Cohen also notes that when Russian military authorities recently announced a shift in strategy, away from capturing Kyiv to advancing in the Donbas, it was matched by heightened, inflammatory rhetoric. “This is not the language or domestic approach of a national leadership looking for a quick exit ramp,” he says.
In recent weeks, U.S. war aims have expanded beyond defending Ukrainian sovereignty, raising the stakes of the conflict even higher. After a recent trip to Kyiv with Secretary of State Antony Blinken, Defense Secretary Lloyd Austin said, “We want to see Russia weakened to the degree it cannot do the kinds of things that it has done in invading Ukraine.”

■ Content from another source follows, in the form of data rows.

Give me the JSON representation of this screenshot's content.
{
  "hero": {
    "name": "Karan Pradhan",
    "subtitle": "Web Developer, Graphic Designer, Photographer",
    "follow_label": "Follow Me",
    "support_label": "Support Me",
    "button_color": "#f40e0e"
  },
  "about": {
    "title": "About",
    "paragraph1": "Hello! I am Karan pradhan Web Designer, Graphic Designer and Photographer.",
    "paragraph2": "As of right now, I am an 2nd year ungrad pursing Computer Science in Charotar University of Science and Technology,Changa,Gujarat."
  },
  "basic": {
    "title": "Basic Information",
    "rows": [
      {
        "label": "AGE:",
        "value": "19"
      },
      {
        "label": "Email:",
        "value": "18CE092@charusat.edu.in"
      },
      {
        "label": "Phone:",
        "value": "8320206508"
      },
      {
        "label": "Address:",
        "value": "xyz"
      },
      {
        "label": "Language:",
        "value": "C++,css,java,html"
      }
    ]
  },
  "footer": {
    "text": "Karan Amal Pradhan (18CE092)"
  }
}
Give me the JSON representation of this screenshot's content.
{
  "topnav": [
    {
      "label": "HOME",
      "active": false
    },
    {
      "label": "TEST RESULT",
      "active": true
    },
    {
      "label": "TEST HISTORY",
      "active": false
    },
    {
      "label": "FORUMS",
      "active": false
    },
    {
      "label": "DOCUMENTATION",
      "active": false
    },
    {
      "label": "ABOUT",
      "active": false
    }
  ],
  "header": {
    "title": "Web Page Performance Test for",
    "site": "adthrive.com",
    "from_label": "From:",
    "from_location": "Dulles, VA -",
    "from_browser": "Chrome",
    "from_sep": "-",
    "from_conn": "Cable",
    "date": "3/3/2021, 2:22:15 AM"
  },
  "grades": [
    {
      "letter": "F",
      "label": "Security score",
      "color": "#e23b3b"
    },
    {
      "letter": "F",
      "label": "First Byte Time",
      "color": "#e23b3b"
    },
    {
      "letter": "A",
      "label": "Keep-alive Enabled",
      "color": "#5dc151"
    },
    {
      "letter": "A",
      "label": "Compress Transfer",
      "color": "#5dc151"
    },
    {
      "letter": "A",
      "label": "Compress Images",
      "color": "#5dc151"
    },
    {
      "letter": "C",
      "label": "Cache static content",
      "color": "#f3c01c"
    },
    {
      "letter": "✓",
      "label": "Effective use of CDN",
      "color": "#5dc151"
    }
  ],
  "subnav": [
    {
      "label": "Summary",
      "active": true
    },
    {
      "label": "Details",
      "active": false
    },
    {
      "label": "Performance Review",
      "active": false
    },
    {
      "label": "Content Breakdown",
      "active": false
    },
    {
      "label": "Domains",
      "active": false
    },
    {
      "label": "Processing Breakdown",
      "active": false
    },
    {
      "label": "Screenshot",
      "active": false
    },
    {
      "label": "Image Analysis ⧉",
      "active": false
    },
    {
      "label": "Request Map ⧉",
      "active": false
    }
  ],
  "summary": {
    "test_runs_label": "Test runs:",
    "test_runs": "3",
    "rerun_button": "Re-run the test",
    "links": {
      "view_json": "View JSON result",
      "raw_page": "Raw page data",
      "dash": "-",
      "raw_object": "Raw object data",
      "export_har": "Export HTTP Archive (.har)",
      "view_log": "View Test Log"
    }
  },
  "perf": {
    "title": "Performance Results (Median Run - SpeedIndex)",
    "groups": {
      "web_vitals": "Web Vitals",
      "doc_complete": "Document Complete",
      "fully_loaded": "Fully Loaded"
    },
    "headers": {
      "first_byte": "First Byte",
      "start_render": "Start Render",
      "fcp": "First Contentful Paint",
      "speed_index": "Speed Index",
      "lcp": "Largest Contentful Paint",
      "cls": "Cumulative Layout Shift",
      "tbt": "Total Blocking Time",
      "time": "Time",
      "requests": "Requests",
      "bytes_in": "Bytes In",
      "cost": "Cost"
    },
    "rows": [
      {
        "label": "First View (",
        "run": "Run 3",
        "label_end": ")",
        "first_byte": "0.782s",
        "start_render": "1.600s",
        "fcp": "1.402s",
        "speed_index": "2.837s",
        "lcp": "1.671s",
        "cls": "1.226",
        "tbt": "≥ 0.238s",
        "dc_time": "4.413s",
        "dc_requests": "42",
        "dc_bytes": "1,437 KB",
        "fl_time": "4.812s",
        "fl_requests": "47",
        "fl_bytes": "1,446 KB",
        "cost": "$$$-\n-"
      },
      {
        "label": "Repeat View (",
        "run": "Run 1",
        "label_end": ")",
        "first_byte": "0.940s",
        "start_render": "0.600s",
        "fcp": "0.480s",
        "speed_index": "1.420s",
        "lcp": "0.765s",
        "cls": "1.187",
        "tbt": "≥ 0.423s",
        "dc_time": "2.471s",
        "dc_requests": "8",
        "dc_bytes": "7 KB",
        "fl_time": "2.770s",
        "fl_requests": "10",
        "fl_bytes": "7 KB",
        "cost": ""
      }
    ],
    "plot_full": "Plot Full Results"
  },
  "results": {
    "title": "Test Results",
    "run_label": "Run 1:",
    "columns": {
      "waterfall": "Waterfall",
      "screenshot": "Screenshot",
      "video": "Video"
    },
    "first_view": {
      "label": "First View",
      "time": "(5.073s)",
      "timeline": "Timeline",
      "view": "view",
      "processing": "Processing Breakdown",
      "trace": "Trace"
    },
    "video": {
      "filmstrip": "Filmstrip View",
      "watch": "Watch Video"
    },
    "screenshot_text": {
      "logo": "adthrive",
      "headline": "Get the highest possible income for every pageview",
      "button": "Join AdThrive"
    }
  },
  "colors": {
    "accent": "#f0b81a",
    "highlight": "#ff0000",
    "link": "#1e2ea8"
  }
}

As a result, “the U.S. role has evolved — from a reactive response to Russia’s unjustified war to a proactive assertion of American leadership and leverage,” Robin Wright writes in The New Yorker. And Putin’s rhetoric has, in turn, become bolder and more aggressive. “The war could now play out in many disparate ways,” she writes. “Each carries its own dangers — for the U.S. as well as Ukraine.”
One of those dangers, of course, is nuclear war. Last week, Russia’s foreign minister, Sergey Lavrov, said that he viewed NATO as being engaged in a proxy war with Russia by supplying weaponry to Ukraine, raising the odds of nuclear conflict. “The danger is serious, real,” he said. “It must not be underestimated.”
Some analysts believe these threats are empty. But The Times’s David Sanger reports that some U.S. officials are indeed taking seriously the risk of Putin turning to stepped-up cyberattacks on Western infrastructure, chemical weapons or his arsenal of tactical, “battlefield” nuclear weapons.